出口のサイン。内照灯なしの看板タイプてすね。


エレベーターの様子です。


橋上駅舎下の様子です。


『手柄山平和公園駅』は新加速の12両編成に対応する長大なホームを有しています。


ちなみに、手柄山平和公園駅は、橋上駅舎と各ホームを結ぶ動線として階段とエレベーター2基を備えていますが、エスカレーターは設置されていません。


階段を見上げた様子です。

 


ホームから橋上駅舎へ上がりました。門型の案内サインがわかりやすいです。


橋上駅舎の改札内コンコースの様子です。かなりの広さがある立派な駅舎です。


ちなみに、新駅の橋上駅舎には「トイレ」はありません!といれは改札外の北口をでた向かいの駐輪場の1階、またはアリーナ側に降りたところの「仮設トイレ」を利用するしかありません。トイレの無い新駅は初めてだったので、ちょっと驚きました。


エレベーターと階段付近の様子です。


橋上駅舎の窓際にはベンチが設置されています。


橋上駅舎の窓から線路を見下ろした様子です。


改札内コンコースから改札口側を見た様子です。


のりこし精算機は1台。


白鷺城にちなんたイラスト。


新駅をPRするポスターが掲示されていました。


発車標の様子です。


改札口付近の発車標も3色LED。3段表示、中央に時計付きです。


自動改札機は3通路分のみです。姫路スーパーアリーナが開業すると、このままでは利用者をさばききれない可能性があります。増設できそうな余地も、目測では1通路分程度しかなく、その点が気がかりでした。


改札外からみた、自動改札機付近の様子です。


南北自由通路の様子です。改札口を出たところのに鶴?をイメージしたオブジェがありました。


天井に設けられたフェイクグリーンの様子です。



南北自由通路の姫路スーパーアリーナ側の様子です。イベント開催時の混雑を見越して、かなりの路幅があります。歩行者を誘導するために、通路中央に固定柵がありました。


南北自由通路を外から見るとこんな感じです。


南北自由通路かと姫路スーパーアリーナの位置関係はこんな感じです。


自由通路の南端まで来ました。最近のJR西日本の新駅としては、かなり立派な駅だと感じました。
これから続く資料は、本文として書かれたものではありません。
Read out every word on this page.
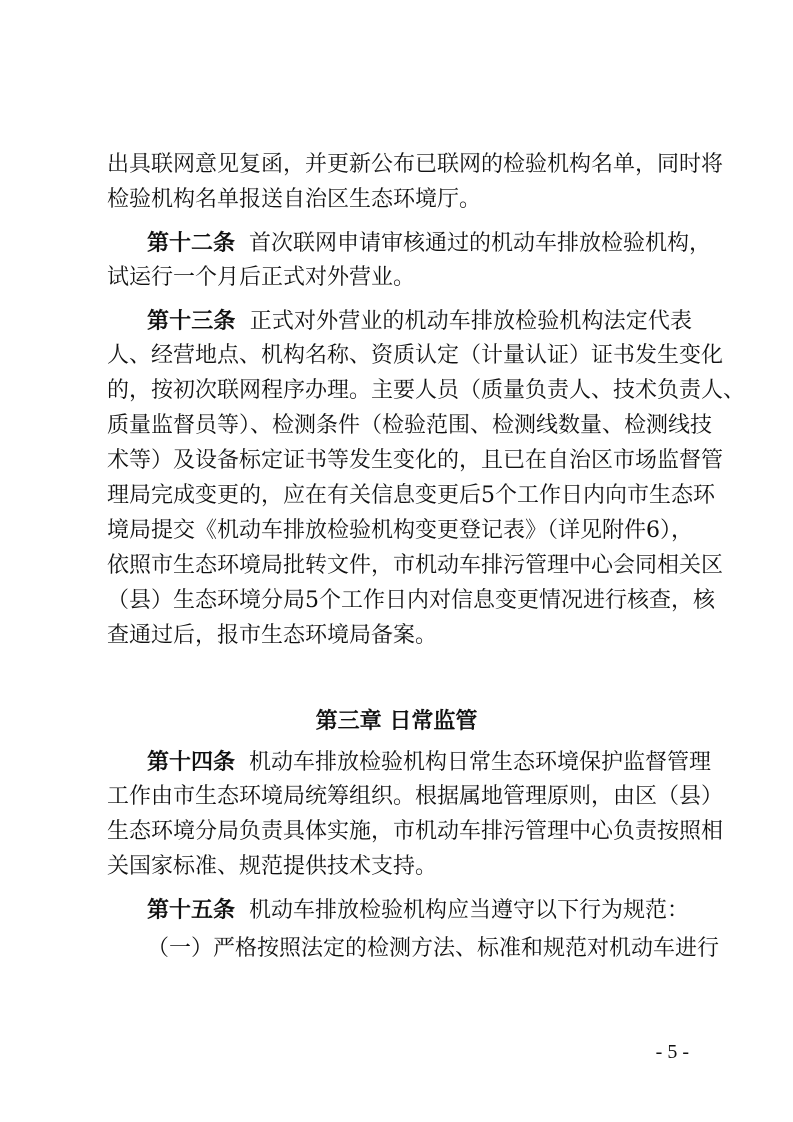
出具联网意见复函，并更新公布已联网的检验机构名单，同时将
检验机构名单报送自治区生态环境厅。
第十二条 首次联网申请审核通过的机动车排放检验机构，
试运行一个月后正式对外营业。
第十三条 正式对外营业的机动车排放检验机构法定代表
人、经营地点、机构名称、资质认定（计量认证）证书发生变化
的，按初次联网程序办理。主要人员（质量负责人、技术负责人、
质量监督员等）、检测条件（检验范围、检测线数量、检测线技
术等）及设备标定证书等发生变化的，且已在自治区市场监督管
理局完成变更的，应在有关信息变更后5个工作日内向市生态环
境局提交《机动车排放检验机构变更登记表》（详见附件6），
依照市生态环境局批转文件，市机动车排污管理中心会同相关区
（县）生态环境分局5个工作日内对信息变更情况进行核查，核
查通过后，报市生态环境局备案。
第三章 日常监管
第十四条 机动车排放检验机构日常生态环境保护监督管理
工作由市生态环境局统筹组织。根据属地管理原则，由区（县）
生态环境分局负责具体实施，市机动车排污管理中心负责按照相
关国家标准、规范提供技术支持。
第十五条 机动车排放检验机构应当遵守以下行为规范：
（一）严格按照法定的检测方法、标准和规范对机动车进行
- 5 -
南北自由通路は、今後、姫路スーパーアリーナ側とペデストリアンデッキで直結する計画となっています。


工事中のペデストリアンデッキの様子です。


アリーナ側の階段の様子です。こちらもエスカレーターは設置されていません。イベント開催時の処理能力を最優先した設計なのかもしれませんね。
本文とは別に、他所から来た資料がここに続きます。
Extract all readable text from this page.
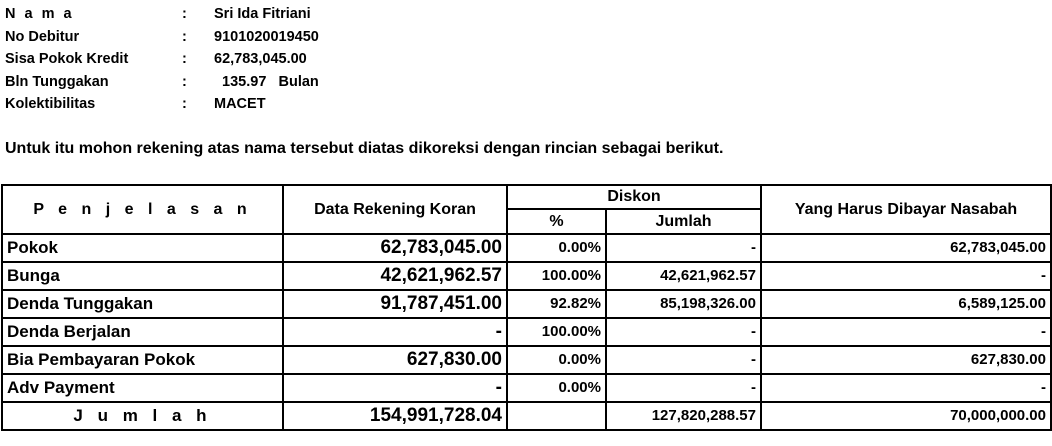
N a m a	: Sri Ida Fitriani
No Debitur	: 9101020019450
Sisa Pokok Kredit	: 62,783,045.00
Bln Tunggakan	: 135.97   Bulan
Kolektibilitas	: MACET
Untuk itu mohon rekening atas nama tersebut diatas dikoreksi dengan rincian sebagai berikut.
P e n j e l a s a n	Data Rekening Koran	Diskon		Yang Harus Dibayar Nasabah
		%	Jumlah	
Pokok	62,783,045.00	0.00%	-	62,783,045.00
Bunga	42,621,962.57	100.00%	42,621,962.57	-
Denda Tunggakan	91,787,451.00	92.82%	85,198,326.00	6,589,125.00
Denda Berjalan	-	100.00%	-	-
Bia Pembayaran Pokok	627,830.00	0.00%	-	627,830.00
Adv Payment	-	0.00%	-	-
J u m l a h	154,991,728.04		127,820,288.57	70,000,000.00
アリーナ側からみた、手柄山平和公園駅の駅舎の様子です。


この付近が駅舎全景を撮影するベストポジションだと思われますが、開業式典の開催中だったため、この時はプレス関係者のみが撮影できる状況となっていました。


新駅の駅舎をグルリと見ていきます。


西側から見た様子です。


北西側から見た様子です。


北口側の様子です。


エレベーターが設置されています。


北口側に駐輪場が設けられました。トイレは駐輪場の1階にありました。

北口には小さな駅前ロータリーが設けられています。


橋上駅舎を北東側から見た様子です。


最後はもう一度、西側から駅全体を俯瞰した様子です。